P/1 – E o que você acha desse trabalho que a gente está fazendo de registrar a história da Aracruz?
R – Olha, é da maior importância. Isso é uma coisa que devia ter sido feito já bem mais tempo. E a gente tem que dizer que... Porque não há, não há – isso a humanidade é prenha de entendimento sobre isso –, não há povo nenhum que consiga alguma coisa, se não se mira na história. Isso é elementar em qualquer atividade, isso é fundamental para qualquer coisa. E um empreendimento, principalmente pela riqueza de detalhes. Eu volto a dizer, um empreendimento que a visibilidade que ele tinha – aí em 1985, nós não estamos falando de alguma coisa de muito tempo não –, tinha a visão de algumas dessas coisas que eu te falei: estar num barraco, é gente que vai embora, é coisa desse tipo. E isso só fez crescer, desenvolver, se tornar maior. Enfim, uma demonstração brutal de competência, de garra, de desenvolvimento, com crise, com tudo isso que esse país passou, e o empreendimento só se tornando maior, maior, cada vez mais agigantado, cada vez exigindo mais de cada um de nós. Isso não pode deixar de ser inteiramente registrado, absolutamente pesquisado cada detalhe de cada uma dessas coisas.
P/1 – Finalmente, Osmar, a última pergunta. O que você achou de ter participado dessa entrevista?
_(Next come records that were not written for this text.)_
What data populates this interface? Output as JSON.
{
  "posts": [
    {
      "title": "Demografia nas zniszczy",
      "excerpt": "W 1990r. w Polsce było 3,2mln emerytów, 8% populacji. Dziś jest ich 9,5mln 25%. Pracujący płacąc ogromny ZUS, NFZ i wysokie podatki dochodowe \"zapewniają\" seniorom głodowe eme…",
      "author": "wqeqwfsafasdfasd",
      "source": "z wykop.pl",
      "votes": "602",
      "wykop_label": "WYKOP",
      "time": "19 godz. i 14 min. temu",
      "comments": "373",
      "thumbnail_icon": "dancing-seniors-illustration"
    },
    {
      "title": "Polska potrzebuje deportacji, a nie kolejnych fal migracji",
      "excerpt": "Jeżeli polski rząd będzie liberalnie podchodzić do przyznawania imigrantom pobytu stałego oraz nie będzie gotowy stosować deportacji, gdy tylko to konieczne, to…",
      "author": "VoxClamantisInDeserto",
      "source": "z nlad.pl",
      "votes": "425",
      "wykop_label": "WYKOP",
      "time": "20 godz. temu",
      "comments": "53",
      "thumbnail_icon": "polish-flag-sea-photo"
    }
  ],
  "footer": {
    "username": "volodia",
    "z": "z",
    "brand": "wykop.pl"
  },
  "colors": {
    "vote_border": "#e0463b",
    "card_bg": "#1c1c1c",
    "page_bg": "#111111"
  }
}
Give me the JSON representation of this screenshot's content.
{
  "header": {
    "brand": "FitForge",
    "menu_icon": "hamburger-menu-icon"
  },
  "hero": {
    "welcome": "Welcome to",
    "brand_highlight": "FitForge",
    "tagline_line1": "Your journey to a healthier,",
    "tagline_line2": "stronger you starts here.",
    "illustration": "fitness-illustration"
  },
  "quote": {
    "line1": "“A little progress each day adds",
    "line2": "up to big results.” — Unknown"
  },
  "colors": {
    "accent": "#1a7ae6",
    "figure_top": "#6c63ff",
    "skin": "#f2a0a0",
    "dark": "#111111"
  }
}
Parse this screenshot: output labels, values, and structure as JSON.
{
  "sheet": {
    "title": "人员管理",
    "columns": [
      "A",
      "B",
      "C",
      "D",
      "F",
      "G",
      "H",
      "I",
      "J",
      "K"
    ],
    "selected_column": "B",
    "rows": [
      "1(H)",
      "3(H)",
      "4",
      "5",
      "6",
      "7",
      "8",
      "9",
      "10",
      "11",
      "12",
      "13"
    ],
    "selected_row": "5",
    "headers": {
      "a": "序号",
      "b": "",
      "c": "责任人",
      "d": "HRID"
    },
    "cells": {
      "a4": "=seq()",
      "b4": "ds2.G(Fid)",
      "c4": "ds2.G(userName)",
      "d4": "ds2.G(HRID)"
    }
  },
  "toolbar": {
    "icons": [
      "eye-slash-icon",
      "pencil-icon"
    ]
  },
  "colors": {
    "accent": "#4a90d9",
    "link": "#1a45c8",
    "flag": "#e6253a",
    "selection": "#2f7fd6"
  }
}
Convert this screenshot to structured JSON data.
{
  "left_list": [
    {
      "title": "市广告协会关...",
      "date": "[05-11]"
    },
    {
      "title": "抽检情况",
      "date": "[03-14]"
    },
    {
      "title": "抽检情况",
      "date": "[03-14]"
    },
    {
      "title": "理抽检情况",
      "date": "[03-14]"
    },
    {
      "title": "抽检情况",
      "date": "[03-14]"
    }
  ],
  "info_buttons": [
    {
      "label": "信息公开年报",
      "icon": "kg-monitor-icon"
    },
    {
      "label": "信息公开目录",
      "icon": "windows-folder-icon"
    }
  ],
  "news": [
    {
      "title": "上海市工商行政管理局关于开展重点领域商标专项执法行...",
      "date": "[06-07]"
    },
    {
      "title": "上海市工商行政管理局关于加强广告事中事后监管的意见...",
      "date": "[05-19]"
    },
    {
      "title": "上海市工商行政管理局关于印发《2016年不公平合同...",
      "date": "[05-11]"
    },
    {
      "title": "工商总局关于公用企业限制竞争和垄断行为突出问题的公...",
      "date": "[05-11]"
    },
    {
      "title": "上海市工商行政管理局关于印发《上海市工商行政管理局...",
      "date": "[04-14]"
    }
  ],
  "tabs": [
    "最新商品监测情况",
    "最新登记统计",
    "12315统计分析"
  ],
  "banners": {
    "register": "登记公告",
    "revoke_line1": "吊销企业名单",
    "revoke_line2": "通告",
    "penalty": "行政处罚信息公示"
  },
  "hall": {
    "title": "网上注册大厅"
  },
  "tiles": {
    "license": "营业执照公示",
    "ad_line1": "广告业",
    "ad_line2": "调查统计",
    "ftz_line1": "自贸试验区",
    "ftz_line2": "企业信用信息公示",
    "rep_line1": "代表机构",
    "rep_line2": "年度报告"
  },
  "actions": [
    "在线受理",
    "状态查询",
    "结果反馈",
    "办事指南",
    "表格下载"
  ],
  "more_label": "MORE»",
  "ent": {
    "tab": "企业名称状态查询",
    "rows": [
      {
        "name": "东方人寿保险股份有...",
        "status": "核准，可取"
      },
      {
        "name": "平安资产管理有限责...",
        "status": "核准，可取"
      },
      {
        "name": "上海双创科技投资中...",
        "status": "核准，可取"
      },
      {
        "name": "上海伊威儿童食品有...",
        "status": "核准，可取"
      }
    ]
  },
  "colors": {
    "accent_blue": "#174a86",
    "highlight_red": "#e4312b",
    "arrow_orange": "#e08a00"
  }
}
R – Olha, pela importância do projeto inteiro, eu acho que cada pessoa tem que estar dando o seu depoimento, porque isso, gente, a gente não está fazendo para mim, isso não é para mim, isso não é para você e nem para você, é o registro de fato, é registro do desenvolvimento da humanidade, e isso é coisa que o ser humano tem que procurar. Só quem tem vergonha da história é que não gosta de registrar. E nós não temos, nós temos alegria, satisfação de ter história.
P/1 – Obrigada, Osmar, muito obrigada pela entrevista.